Having that financial support from the JDF meant that Jacqueline was able to fully immerse herself in her studies.
She said: “It was an intense full-time course and I was completely committed to my shorthand too.
“Achieving the diploma was absolutely brilliant and that sense of satisfaction, because it was always a pipe dream for a long time.
“Because I had my NCTJ, I then was confident enough to apply for jobs which I wouldn’t have even looked at before.”
Jacqueline was then offered freelance shifts at BBC Radio London, which then led to the opportunity to present the Wednesday night programme.

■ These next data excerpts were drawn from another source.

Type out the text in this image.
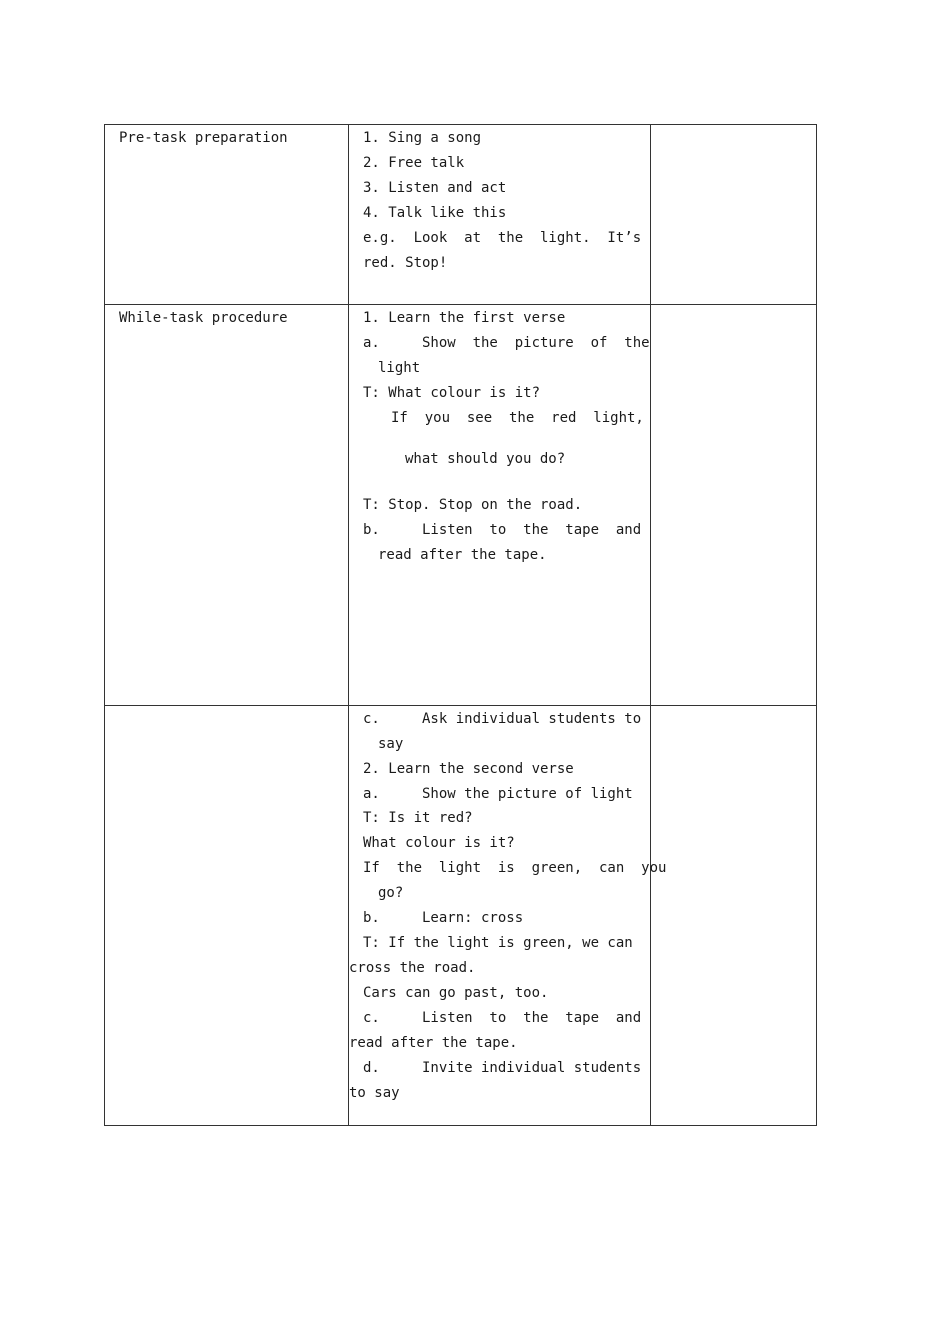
Pre-task preparation	1. Sing a song
2. Free talk
3. Listen and act
4. Talk like this
e.g.  Look  at  the  light.  It’s
red. Stop!
While-task procedure	1. Learn the first verse
a.     Show  the  picture  of  the
light
T: What colour is it?
If  you  see  the  red  light,
what should you do?
T: Stop. Stop on the road.
b.     Listen  to  the  tape  and
read after the tape.
c.     Ask individual students to
say
2. Learn the second verse
a.     Show the picture of light
T: Is it red?
What colour is it?
If  the  light  is  green,  can  you
go?
b.     Learn: cross
T: If the light is green, we can
cross the road.
Cars can go past, too.
c.     Listen  to  the  tape  and
read after the tape.
d.     Invite individual students
to say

For Jacqueline she said she was particularly proud of the opportunity she had to present for Sky Sports News, as part of a commentary team for new 100-ball cricket competition The Hundred.
She said: “My dad was a cricketer and I have an affinity and fondness for the sport. They wanted a presenter who could talk about cricket in layman’s terms rather than an expert pundit.
“I loved being part of it.”
As well as presenting, Jacqueline’s passion lies in championing inclusion and ensuring marginalised communities have their voices heard.
She said: “I want to shine a spotlight on underserved communities – it’s intrinsic to who I am as a person.
“As a result of having a heightened profile, I want to highlight these important stories and issues.”